Education critics note that the NDP's Chandra Pasma has called the bill "locking parents out of being able to have a say about their kids' education," and that OSSTF president Martha Hradowy warned that "replacing directors with CEOs with no education experience signals troubling corporatization." The bill follows Bill 98 (2023), which gave the minister power to force school land sales to developers, and Bill 33 (2025), which enabled the wave of board takeovers — together representing the most sustained assault on democratic education governance in Ontario's history.
Rippling Effects
The CEO structure creates a new class of accountability: school board executives who answer to the minister for their jobs.

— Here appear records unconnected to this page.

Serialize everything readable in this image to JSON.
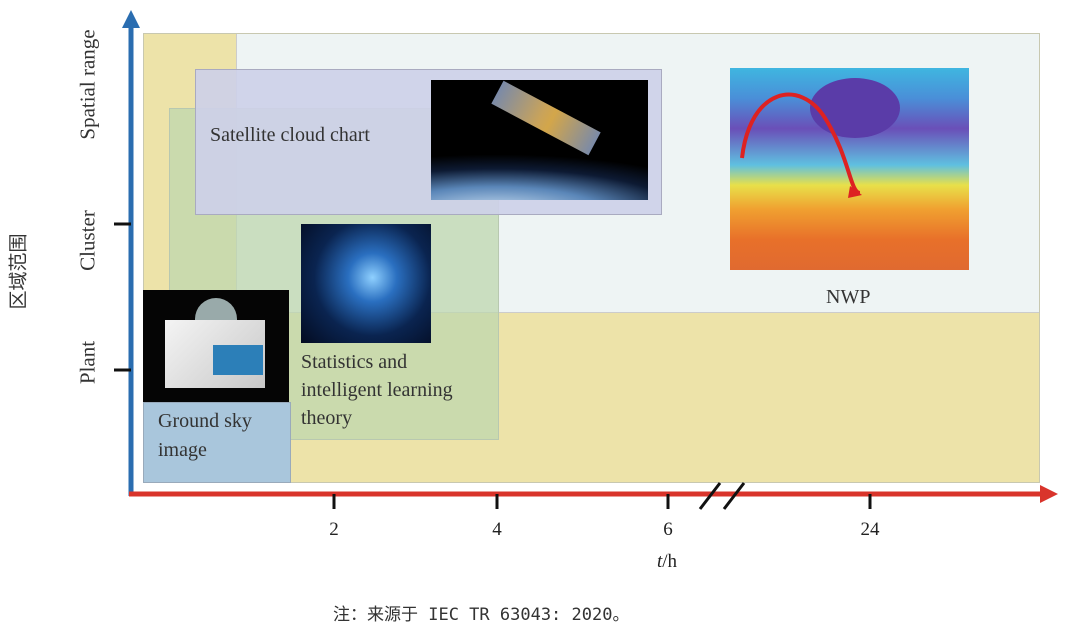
{
  "y_axis": {
    "label": "区域范围",
    "ticks": [
      "Plant",
      "Cluster",
      "Spatial range"
    ],
    "color": "#2a6db0"
  },
  "x_axis": {
    "label_italic": "t",
    "label_unit": "/h",
    "ticks": [
      "2",
      "4",
      "6",
      "24"
    ],
    "color": "#d9342b"
  },
  "regions": {
    "satellite": {
      "label": "Satellite cloud chart",
      "color": "#cfd3e6"
    },
    "statistics": {
      "line1": "Statistics and",
      "line2": "intelligent learning",
      "line3": "theory",
      "color": "#cfe0c3"
    },
    "ground": {
      "line1": "Ground sky",
      "line2": "image",
      "color": "#a9c6dc"
    },
    "nwp": {
      "label": "NWP",
      "color": "#eef4f4"
    },
    "background": {
      "color": "#ede3a9"
    }
  },
  "caption": "注：来源于 IEC TR 63043: 2020。"
}
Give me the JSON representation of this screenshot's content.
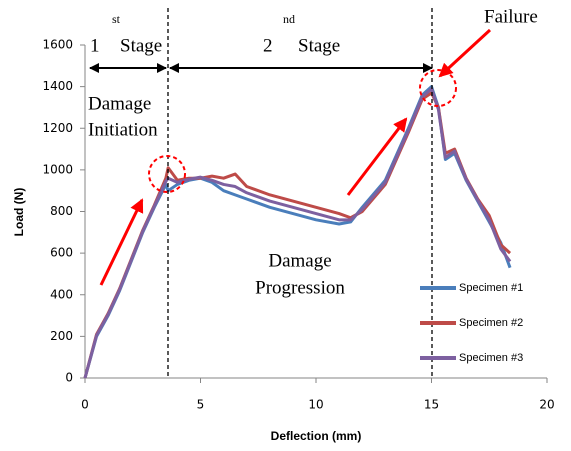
{
  "chart_data": {
    "type": "line",
    "x_label": "Deflection (mm)",
    "y_label": "Load (N)",
    "x": [
      0,
      0.5,
      1,
      1.5,
      2,
      2.5,
      3,
      3.5,
      3.6,
      4,
      4.5,
      5,
      5.5,
      6,
      6.5,
      7,
      8,
      9,
      10,
      11,
      11.5,
      12,
      13,
      14,
      14.6,
      15,
      15.3,
      15.6,
      16,
      16.5,
      17,
      17.5,
      18,
      18.4
    ],
    "series": [
      {
        "name": "Specimen #1",
        "color": "#4a7ebb",
        "values": [
          0,
          200,
          300,
          420,
          560,
          700,
          820,
          930,
          900,
          930,
          950,
          960,
          940,
          900,
          880,
          860,
          820,
          790,
          760,
          740,
          750,
          820,
          950,
          1200,
          1360,
          1400,
          1300,
          1050,
          1080,
          950,
          850,
          750,
          650,
          530
        ]
      },
      {
        "name": "Specimen #2",
        "color": "#be4b48",
        "values": [
          0,
          210,
          310,
          430,
          570,
          710,
          830,
          960,
          1010,
          950,
          960,
          960,
          970,
          960,
          980,
          920,
          880,
          850,
          820,
          790,
          770,
          800,
          930,
          1180,
          1340,
          1370,
          1300,
          1080,
          1100,
          960,
          860,
          780,
          640,
          600
        ]
      },
      {
        "name": "Specimen #3",
        "color": "#7d60a0",
        "values": [
          0,
          205,
          305,
          425,
          565,
          705,
          825,
          945,
          960,
          940,
          955,
          965,
          950,
          930,
          920,
          890,
          850,
          820,
          790,
          760,
          760,
          810,
          940,
          1190,
          1350,
          1390,
          1290,
          1060,
          1090,
          955,
          855,
          760,
          620,
          560
        ]
      }
    ],
    "xlim": [
      0,
      20
    ],
    "xticks": [
      0,
      5,
      10,
      15,
      20
    ],
    "ylim": [
      0,
      1600
    ],
    "yticks": [
      0,
      200,
      400,
      600,
      800,
      1000,
      1200,
      1400,
      1600
    ],
    "grid": false,
    "legend": "lower right",
    "annotations": {
      "stage1": {
        "number": "1",
        "suffix": "st",
        "text": "Stage"
      },
      "stage2": {
        "number": "2",
        "suffix": "nd",
        "text": "Stage"
      },
      "initiation": [
        "Damage",
        "Initiation"
      ],
      "progression": [
        "Damage",
        "Progression"
      ],
      "failure": "Failure"
    }
  }
}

Because the CEO cannot be dismissed without ministerial approval, boards that elect trustees opposed to government priorities will find themselves unable to remove an administrator who serves the minister's interests rather than the community's. This is not a theoretical concern — it is the institutional design of Bill 101. The same dynamic applies to the CEdO, who is appointed by the CEO and not the board, meaning educational leadership at every Ontario school board ultimately flows from Queen's Park.
The mandatory government-approved learning resources provision opens Ontario's classrooms to commercial influence at scale. Vendors whose materials receive government approval gain access to over two million students. There is no requirement for transparency about which companies' products are approved, what criteria are used, or what financial relationships exist between vendors and the ministry. Global News reported that the bill's resource mandate covers lesson plans, teacher guides, digital interactive tools and games — a substantial commercial market.
The capital project override power in Bill 101, combined with the ministerial authority over school land sales established in Bill 98 (2023), creates an institutional pathway for public school property to move toward private use. With CEO-led boards constrained by ministerial oversight and trustees unable to independently block or modify capital decisions, the democratic safeguards that would otherwise protect public school buildings and land are substantially weakened. This concern is particularly acute given the government's existing track record on the school lands sell-off.
Collective bargaining in Ontario education is now effectively centralized at the provincial level through CODE. Local boards lose the ability to negotiate local agreements independently — all provincewide terms flow through a body accountable to the minister. This represents a significant shift in labour relations that education unions have warned will make it harder to address local conditions and will concentrate power over working conditions in the hands of the government rather than local communities.
The political speech restriction provision sets a precedent that extends beyond education. If a minister can instruct publicly funded institution executives to avoid "divisive" topics, the same logic can be applied to hospitals, universities, municipalities, or any other democratically governed public body. The provision does not apply to elected trustees personally — but they have already been stripped of most of their power. Bill 101's long-term consequence may be less about what happens to school boards and more about what it establishes as acceptable tools for any government seeking to control publicly funded institutions.